Information about how to write for genealogical information to local parishes in Argentina is given in the Genealogical Letter Writing Guide: Spanish (Number 02362–45000). When requesting information, send the following:
- Full name and the sex of the person sought.
- Names of the parents, if known.
- Approximate date and place of the event.
- Your relationship to the person.
- Reason for the request (family history, medical, etc.).

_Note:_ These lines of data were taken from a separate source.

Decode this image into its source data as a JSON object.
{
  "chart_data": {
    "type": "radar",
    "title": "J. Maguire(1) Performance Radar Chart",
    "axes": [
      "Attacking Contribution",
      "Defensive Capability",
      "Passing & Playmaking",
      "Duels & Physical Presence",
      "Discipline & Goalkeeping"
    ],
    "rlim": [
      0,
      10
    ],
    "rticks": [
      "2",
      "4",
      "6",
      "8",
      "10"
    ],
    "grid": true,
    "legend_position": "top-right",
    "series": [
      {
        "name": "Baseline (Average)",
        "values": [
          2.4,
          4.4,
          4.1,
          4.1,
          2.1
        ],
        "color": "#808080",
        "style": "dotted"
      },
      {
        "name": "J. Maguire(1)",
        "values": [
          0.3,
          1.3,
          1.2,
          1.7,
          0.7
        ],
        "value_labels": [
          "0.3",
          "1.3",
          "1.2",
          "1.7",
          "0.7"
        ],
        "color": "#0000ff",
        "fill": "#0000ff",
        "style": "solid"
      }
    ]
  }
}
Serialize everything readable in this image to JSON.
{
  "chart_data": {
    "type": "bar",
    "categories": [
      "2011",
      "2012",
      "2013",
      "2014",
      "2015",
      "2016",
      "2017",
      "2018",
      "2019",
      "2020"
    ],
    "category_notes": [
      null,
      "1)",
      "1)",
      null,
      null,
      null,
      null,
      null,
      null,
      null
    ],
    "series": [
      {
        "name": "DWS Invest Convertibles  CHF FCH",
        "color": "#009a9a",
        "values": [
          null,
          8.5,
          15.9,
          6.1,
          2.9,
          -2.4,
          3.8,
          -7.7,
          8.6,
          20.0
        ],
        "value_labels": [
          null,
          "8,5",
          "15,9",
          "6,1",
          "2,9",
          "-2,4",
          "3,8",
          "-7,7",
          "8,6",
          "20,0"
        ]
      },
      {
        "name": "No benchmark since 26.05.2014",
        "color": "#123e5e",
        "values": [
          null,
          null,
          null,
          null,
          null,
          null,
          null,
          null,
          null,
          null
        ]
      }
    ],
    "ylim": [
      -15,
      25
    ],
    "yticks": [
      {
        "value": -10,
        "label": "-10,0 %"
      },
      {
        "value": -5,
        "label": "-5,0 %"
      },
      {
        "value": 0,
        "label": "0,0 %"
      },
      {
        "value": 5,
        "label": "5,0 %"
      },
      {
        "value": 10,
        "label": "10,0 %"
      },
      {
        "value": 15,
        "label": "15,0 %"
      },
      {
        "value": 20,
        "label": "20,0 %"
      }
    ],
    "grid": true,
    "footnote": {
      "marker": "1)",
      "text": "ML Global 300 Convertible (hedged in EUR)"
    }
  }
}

- Request for a photocopy of the complete original record.
Check or money order for the search fee, usually $10.00.
If your request is unsuccessful, search for duplicate records that may have been filed in other archives, or in civil registration offices.
Effective use of church records includes the following strategies.
- Search for the relative or ancestor you selected. When you find his birth record, search for the births of his brothers and sisters.
- Then, search for the marriage of his parents. The marriage record will often help you find the birth records of the parents.
- You can estimate the ages of the parents and search for their birth records.
- Then repeat the process for both the father and the mother.
- If earlier generations are not in the record, search neighboring parishes.
- Search the death registers for all family members.